Thursday, October 07, 2010

Rethinking General Purpose Social News Websites

The latest from Digg's downfall - Digg is apparently trying to get inactive users to start using the site. “Come Alive On Digg", the email from Digg reportedly says. Now, why would users, this writer included, do that?

1. Digg as a source of traffic: Even if I were to believe that the bury brigades are really buried on Digg, the window of opportunity (for making the home page) for small publishers is very, very small, what with all that constant river of hundreds of copycat stories in queue.

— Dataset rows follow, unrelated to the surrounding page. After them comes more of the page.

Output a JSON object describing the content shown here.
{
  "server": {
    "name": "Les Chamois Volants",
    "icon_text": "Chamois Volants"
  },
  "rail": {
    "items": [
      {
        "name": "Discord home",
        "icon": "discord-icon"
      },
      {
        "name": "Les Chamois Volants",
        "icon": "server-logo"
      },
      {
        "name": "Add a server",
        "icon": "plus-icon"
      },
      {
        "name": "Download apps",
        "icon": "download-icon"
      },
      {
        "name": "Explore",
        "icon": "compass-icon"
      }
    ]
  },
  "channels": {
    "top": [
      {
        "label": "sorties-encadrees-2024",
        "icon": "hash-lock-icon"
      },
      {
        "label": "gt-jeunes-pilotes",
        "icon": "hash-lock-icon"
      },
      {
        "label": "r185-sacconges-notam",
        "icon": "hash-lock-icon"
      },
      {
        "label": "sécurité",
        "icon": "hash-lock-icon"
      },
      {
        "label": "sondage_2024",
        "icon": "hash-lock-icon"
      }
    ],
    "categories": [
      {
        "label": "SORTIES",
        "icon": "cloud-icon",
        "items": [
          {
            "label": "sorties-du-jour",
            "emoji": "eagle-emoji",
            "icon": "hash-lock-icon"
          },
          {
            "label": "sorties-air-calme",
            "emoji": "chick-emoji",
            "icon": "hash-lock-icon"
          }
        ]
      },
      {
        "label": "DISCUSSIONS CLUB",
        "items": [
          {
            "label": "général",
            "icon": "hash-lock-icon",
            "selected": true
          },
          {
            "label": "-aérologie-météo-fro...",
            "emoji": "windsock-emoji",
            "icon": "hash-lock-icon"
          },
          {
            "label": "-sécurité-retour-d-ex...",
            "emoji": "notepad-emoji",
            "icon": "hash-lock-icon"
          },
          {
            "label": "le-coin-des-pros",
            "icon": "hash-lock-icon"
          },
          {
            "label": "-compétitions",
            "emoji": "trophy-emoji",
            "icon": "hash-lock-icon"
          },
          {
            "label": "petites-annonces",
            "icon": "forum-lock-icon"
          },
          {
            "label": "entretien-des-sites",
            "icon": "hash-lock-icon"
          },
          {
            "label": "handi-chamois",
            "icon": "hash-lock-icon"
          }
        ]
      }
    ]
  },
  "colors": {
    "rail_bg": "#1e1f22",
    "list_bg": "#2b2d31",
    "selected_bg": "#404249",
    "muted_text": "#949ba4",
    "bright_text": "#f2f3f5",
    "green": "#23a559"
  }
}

2. Digg as a town hall: Basically, a social news website is a place for discussions centered around submitted news links. Think of Digg as a giant (spammy) blog network, where the comments are not quite of the quality of Slashdot. (also see Twitter is a giant blog) A noisy town hall, where nothing important gets done or said, is of no use to anyone.

3. Digg as a 'too' general purpose social news site: Reddit has its many sub-reddits. Hacker News is devoted to news for and about tech entrepreneurs. Slashdot has the technology angle covered pretty well. The lesson from these successful social news sites is, Digg needs focus. Digg needs categories. Digg also needs editors/'owners' for these categories.

4. Digg as a social network: This is scourge of social media, every website wants to be everything. I have trouble updating Facebook, as it is. From my past experience, the dominant form of social groupings on Digg tend to be of webmasters and marketers trying to scam the system.

As for the question, will I go back to Digg? I don't think so.